The wealthiest one percent owns 40 percent of the nation’s wealth, while the top 10 percent controls 77 percent of the wealth. While working Americans are drowning in nearly $1.5 trillion student loan debt they are unable to pay off. And as conservatives shake their heads and proclaim nothing can be done, the nation engages in policies of plunder of poor and working people, such as a $1.5 trillion tax cut almost entirely for the benefit of the top one percent.

Meanwhile, Trump forces a government shutdown over his vanity border wall that leaves 800,000 federal workers without pay, and he advises furloughed workers to make adjustments and, barter with their landlords and hire an attorney.

A culture of corruption precludes the US from solving its problems. Politicians are beholden to moneyed interests rather than held accountable to the public, a Harvard Business School report suggests. Laws promoting gun proliferation, environmental degradation and “loyalty oaths” to other nations reflect the largesse bestowed upon these politicians by lobbyists who seek to enact them. 

Martin Luther King, aware of the connections between injustice at home and abroad, spoke out against US proclivity for war. “As I have walked among the desperate, rejected, and angry young men, I have told them that Molotov cocktails and rifles would not solve their problems,” King said. “I knew that I could never again raise my voice against the violence of the oppressed in the ghettos without having first spoken clearly to the greatest purveyor of violence in the world today: my own government.”

Today, the US meddles in the affairs of other nations, waging drone wars and killing hundreds of thousands of innocent civilians in the name of the “war on terror”, assassinating people and engaging in regime change. Decades of US intervention in Central America caused skyrocketing levels of corruption and violence that fuelled a migrant crisis.

Meanwhile, King predicted “spiritual doom” for an America that continues to spend more on war than on social uplift. Today, a nation which claims it must cut social welfare spending and cannot afford free universal healthcare or college spends trillions of dollars on defence – 37 percent of world military spending and more than the next seven highest spenders combined – and yet cannot account for how the military allocates that money.

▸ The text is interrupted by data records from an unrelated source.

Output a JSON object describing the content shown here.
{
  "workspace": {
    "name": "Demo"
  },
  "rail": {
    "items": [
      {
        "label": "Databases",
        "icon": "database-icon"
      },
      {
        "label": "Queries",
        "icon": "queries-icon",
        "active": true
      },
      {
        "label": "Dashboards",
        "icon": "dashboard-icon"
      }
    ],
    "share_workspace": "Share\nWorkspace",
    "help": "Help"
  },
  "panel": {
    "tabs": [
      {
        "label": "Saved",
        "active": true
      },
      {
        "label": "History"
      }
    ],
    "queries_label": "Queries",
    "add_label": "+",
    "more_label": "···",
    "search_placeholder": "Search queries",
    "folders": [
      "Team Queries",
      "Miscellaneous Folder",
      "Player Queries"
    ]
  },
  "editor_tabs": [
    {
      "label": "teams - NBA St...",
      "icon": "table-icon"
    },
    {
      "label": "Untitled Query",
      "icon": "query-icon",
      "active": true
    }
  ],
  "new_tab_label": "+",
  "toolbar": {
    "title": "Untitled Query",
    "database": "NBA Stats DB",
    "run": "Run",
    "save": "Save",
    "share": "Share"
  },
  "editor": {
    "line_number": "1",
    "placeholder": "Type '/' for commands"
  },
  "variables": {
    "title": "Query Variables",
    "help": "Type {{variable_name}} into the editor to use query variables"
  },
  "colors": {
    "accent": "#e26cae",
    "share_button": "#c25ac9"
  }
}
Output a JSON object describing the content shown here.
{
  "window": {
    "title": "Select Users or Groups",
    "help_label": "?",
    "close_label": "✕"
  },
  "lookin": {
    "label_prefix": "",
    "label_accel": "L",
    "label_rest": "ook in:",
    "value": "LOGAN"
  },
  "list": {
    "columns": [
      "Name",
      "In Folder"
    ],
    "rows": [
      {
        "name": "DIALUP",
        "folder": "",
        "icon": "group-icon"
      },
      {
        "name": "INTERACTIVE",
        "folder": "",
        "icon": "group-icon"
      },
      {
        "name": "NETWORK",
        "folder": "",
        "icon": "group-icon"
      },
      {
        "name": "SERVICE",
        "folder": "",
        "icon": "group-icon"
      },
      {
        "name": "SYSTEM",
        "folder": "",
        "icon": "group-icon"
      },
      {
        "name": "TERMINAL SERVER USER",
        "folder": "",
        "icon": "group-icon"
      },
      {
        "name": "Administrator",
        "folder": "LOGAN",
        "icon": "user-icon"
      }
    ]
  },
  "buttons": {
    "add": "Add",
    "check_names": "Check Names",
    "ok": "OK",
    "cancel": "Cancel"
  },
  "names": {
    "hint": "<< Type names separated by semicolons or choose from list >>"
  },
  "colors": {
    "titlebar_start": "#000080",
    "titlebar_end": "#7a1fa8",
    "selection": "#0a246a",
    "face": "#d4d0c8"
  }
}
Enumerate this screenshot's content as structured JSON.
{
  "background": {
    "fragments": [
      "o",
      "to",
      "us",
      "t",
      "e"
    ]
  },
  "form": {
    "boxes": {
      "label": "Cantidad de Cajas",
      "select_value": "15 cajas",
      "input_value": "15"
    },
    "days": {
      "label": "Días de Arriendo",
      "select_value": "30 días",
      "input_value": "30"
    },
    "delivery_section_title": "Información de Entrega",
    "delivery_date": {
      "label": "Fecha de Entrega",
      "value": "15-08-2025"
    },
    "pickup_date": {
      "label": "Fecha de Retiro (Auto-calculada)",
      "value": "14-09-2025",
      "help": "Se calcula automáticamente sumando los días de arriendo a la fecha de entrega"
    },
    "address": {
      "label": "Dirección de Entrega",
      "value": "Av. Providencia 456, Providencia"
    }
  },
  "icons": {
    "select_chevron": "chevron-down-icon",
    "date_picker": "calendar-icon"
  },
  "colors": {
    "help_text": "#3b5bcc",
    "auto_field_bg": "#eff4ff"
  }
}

Rather than heed his message, America killed King, the messenger. Then, it watered down his message to render it more palatable and digestible to the “white moderate” who is “more devoted to order than to justice”, and prefers that we wait for a “more convenient season” for freedom rather than take direct action now. If America hopes to redeem itself, it must change now. 

Note: This article was originally posted on Aljazeera.com in 2019.